Índice de Capítulo

    — Rápido! Se aquelas coisas chegarem aos abrigos…

    — Eu sei Plutarco! Eu sei! — Teseu rebateu e seguiu a passos largos.

    Sophia e o escriba já haviam ficado para trás, mas ainda gritavam vez ou outra para apressá-lo.

    A noite de Nix seguia firme sobre o acampamento. Mas aqui, no bloco próximo aos abrigos, as sombras haviam se concentrado. Uma dezena de formas golpeavam as construções com o que pareciam tentáculos de escuridão, e destruíam sistematicamente, parede por parede. A construção de pedra no centro do bloco era o abrigo. As sombras se aproximavam dela.

    Teseu avançou.

    A xiphos cortou o ar e atravessou a sombra mais próxima, um corte contra o vento. O metal passou pela forma sem resistência e sem efeito. A sombra não parou. Ele recuou, mudou o ângulo, desferiu dois golpes rápidos. O mesmo resultado.

    — Não funciona. — Sophia disse, atrás dele, recém chegada.

    — Percebi.

    Ele ficou parado com a espada levantada. As sombras continuavam a golpear a parede do abrigo. Fechou os olhos por um instante. Haviam raízes debaixo das pedras desta rua, que ele havia sentido durante a descida da encosta.

    — Sophia. — Falou com mais firmeza que o habitual. — Vocês dois vão para o abrigo. Tirem as pessoas de lá.

    — Eu posso ajudar aqui.

    — Não com isso. — Teseu mantinha os olhos nas sombras na parede do abrigo. — A flor que você tem, é necessária para proteger os civis. Vai ajudar na saída. Vá agora.

    — Teseu…

    — Agora, Sophia.

    Ela bufou e foi.

    Plutarco havia passado por ela antes mesmo de Teseu terminar de falar.

    Teseu fechou a mão em torno do cabo da xiphos. Buscou as raízes abaixo do calçamento — velhas, secas, antigas. Empurrou a energia da floresta pelos braços, pelos punhos, pelo metal.

    A lâmina ficou verde.

    Um verde fundo, que pulsava de forma irregular no metal. Teseu levantou a espada e avançou.


    Plutarco bateu três vezes na porta do abrigo.

    Nada.

    Ele bateu de novo.

    — Somos amigos. Eu guiei vocês até aqui. Precisam abrir.

    Sussurros irromperam de dentro, conflituosos. A conclusão que Plutarco ouviu do lado de fora não foi favorável.

    — Porque deveríamos acreditar em você quando nos disseram para não abrir para ninguém?

    — Porque se não confiarem em mim… — Plutarco hesitou e rangeu os dentes. — Precisam confiar em mim se quiserem sobreviver!

    Silêncio do outro lado.

    Mais silêncio.

    Sophia se inclinou para a frente.

    — É Sophia. Curandeira de Nova Arcádia. Eu tratei o filho de Menandro no mês passado, uma ferida no braço que havia inflamado. Ele está aí?
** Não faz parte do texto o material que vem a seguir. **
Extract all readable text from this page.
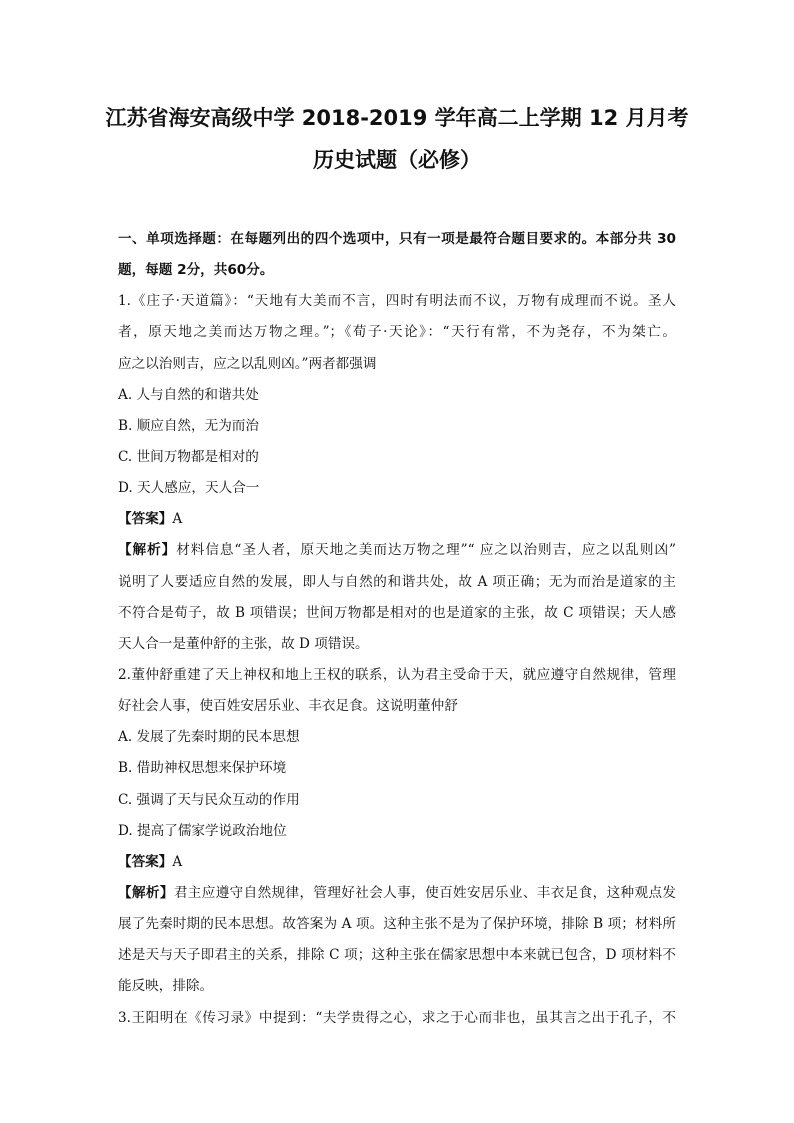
江苏省海安高级中学 2018-2019 学年高二上学期 12 月月考
历史试题（必修）
一、单项选择题：在每题列出的四个选项中，只有一项是最符合题目要求的。本部分共 30
题，每题 2分，共60分。
1.《庄子·天道篇》：“天地有大美而不言，四时有明法而不议，万物有成理而不说。圣人
者，原天地之美而达万物之理。”；《荀子·天论》：“天行有常，不为尧存，不为桀亡。
应之以治则吉，应之以乱则凶。”两者都强调
A. 人与自然的和谐共处
B. 顺应自然，无为而治
C. 世间万物都是相对的
D. 天人感应，天人合一
【答案】A
【解析】材料信息“圣人者，原天地之美而达万物之理”“ 应之以治则吉，应之以乱则凶”
说明了人要适应自然的发展，即人与自然的和谐共处，故 A 项正确；无为而治是道家的主
不符合是荀子，故 B 项错误；世间万物都是相对的也是道家的主张，故 C 项错误；天人感
天人合一是董仲舒的主张，故 D 项错误。
2.董仲舒重建了天上神权和地上王权的联系，认为君主受命于天，就应遵守自然规律，管理
好社会人事，使百姓安居乐业、丰衣足食。这说明董仲舒
A. 发展了先秦时期的民本思想
B. 借助神权思想来保护环境
C. 强调了天与民众互动的作用
D. 提高了儒家学说政治地位
【答案】A
【解析】君主应遵守自然规律，管理好社会人事，使百姓安居乐业、丰衣足食，这种观点发
展了先秦时期的民本思想。故答案为 A 项。这种主张不是为了保护环境，排除 B 项；材料所
述是天与天子即君主的关系，排除 C 项；这种主张在儒家思想中本来就已包含，D 项材料不
能反映，排除。
3.王阳明在《传习录》中提到：“夫学贵得之心，求之于心而非也，虽其言之出于孔子，不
    Um momento de murmúrios.

    — Está aqui. — voz masculina, menos tensa.

    — Então pergunte a ele se reconhece a minha voz. Rápido, por favor.

    O ferrolho deslizou. A porta abriu dois palmos e um rosto no vão examinou os dois — Plutarco com a bolsa de pergaminhos no ombro e Sophia com a flor de erva-da-lua na mão. Depois a porta abriu mais.
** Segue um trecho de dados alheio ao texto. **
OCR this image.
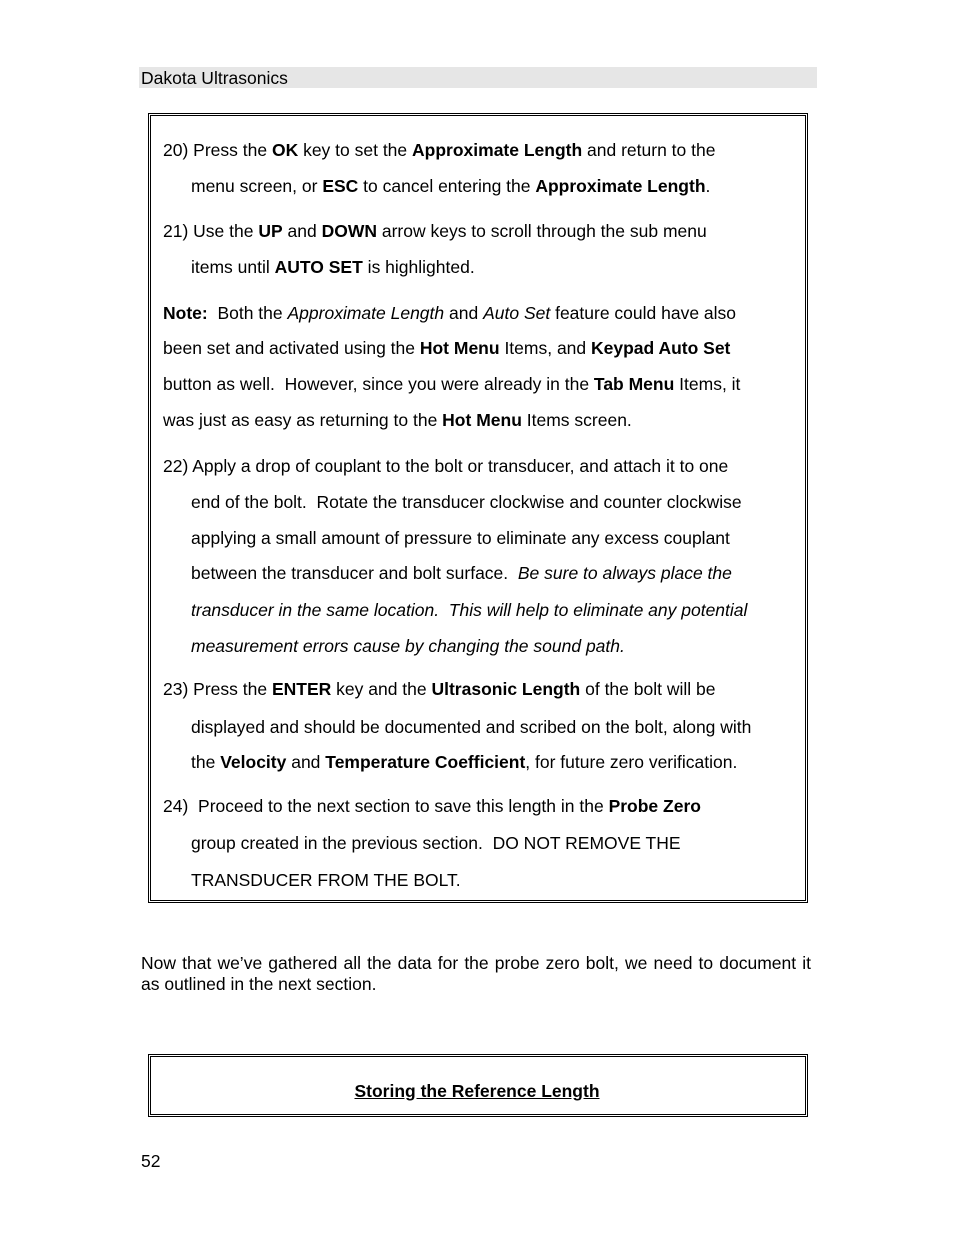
Dakota Ultrasonics
20) Press the OK key to set the Approximate Length and return to the
menu screen, or ESC to cancel entering the Approximate Length.
21) Use the UP and DOWN arrow keys to scroll through the sub menu
items until AUTO SET is highlighted.
Note:  Both the Approximate Length and Auto Set feature could have also
been set and activated using the Hot Menu Items, and Keypad Auto Set
button as well.  However, since you were already in the Tab Menu Items, it
was just as easy as returning to the Hot Menu Items screen.
22) Apply a drop of couplant to the bolt or transducer, and attach it to one
end of the bolt.  Rotate the transducer clockwise and counter clockwise
applying a small amount of pressure to eliminate any excess couplant
between the transducer and bolt surface.  Be sure to always place the
transducer in the same location.  This will help to eliminate any potential
measurement errors cause by changing the sound path.
23) Press the ENTER key and the Ultrasonic Length of the bolt will be
displayed and should be documented and scribed on the bolt, along with
the Velocity and Temperature Coefficient, for future zero verification.
24)  Proceed to the next section to save this length in the Probe Zero
group created in the previous section.  DO NOT REMOVE THE
TRANSDUCER FROM THE BOLT.
Now that we’ve gathered all the data for the probe zero bolt, we need to document it as outlined in the next section.
Storing the Reference Length
52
    — Temos que sair? — A pergunta pertencia a um homem de quarenta anos com uma cicatriz antiga no queixo. 

    A resposta que esperava estava escrita no rosto dele antes de Sophia falar.

    — Sim. E precisa ser rápido.


    Trinta e oito pessoas. Plutarco contou por hábito enquanto os guiava para o corredor entre as construções. O homem da cicatriz saiu por último com dois filhos pequenos e fechou a porta do abrigo atrás de si.
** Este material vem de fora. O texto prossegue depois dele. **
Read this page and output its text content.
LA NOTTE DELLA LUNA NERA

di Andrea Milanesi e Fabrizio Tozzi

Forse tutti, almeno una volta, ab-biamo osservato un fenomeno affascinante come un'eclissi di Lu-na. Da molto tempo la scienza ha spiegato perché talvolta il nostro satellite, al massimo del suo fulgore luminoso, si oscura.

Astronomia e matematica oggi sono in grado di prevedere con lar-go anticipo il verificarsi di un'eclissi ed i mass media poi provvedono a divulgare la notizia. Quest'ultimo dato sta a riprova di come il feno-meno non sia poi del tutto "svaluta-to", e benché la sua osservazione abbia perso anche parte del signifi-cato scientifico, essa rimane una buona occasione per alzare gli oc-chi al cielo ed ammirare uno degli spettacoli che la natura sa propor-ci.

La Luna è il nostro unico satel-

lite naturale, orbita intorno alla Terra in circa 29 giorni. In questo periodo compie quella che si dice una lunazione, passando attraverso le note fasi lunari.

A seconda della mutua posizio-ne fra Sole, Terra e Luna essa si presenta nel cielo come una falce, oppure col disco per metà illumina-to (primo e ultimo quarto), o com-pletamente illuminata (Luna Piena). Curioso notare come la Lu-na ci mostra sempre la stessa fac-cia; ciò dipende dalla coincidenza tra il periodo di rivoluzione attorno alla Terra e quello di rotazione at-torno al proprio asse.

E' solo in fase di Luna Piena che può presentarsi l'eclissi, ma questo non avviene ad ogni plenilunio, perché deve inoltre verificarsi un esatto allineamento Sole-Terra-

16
    Na praça à frente do abrigo, Teseu lutava.

    Eles viram quando dobraram a esquina. A xiphos verde iluminava um círculo ao redor do herói, e dentro desse círculo as sombras recuavam, se contraíam, se desfaziam quando o metal as alcançava.

    Teseu tinha um corte aberto no braço esquerdo e sangue na comissura da boca, eles não viam isto, mas viam como cada golpe que desferia chegava em alguma coisa, e nenhuma sombra havia passado.

    — Deuses. — O homem da cicatriz parou no meio da rua.

    — Não pare agora. Eles não irão te ajudar. — Plutarco colocou a mão no ombro dele e o moveu para frente. — Continue andando.

    Sophia distribuiu as flores de erva-da-lua entre os civis. Cada um recebeu uma e a ergueu à frente de si. O brilho azul formou uma barreira tênue ao longo do grupo que manteve as sombras desta rua afastadas o suficiente para que o corredor ficasse aberto.

    Plutarco guiou. Sophia fechou o grupo.

    Nenhum dos dois olhou para trás.


    A energia nas raízes abaixo das pedras havia diminuído.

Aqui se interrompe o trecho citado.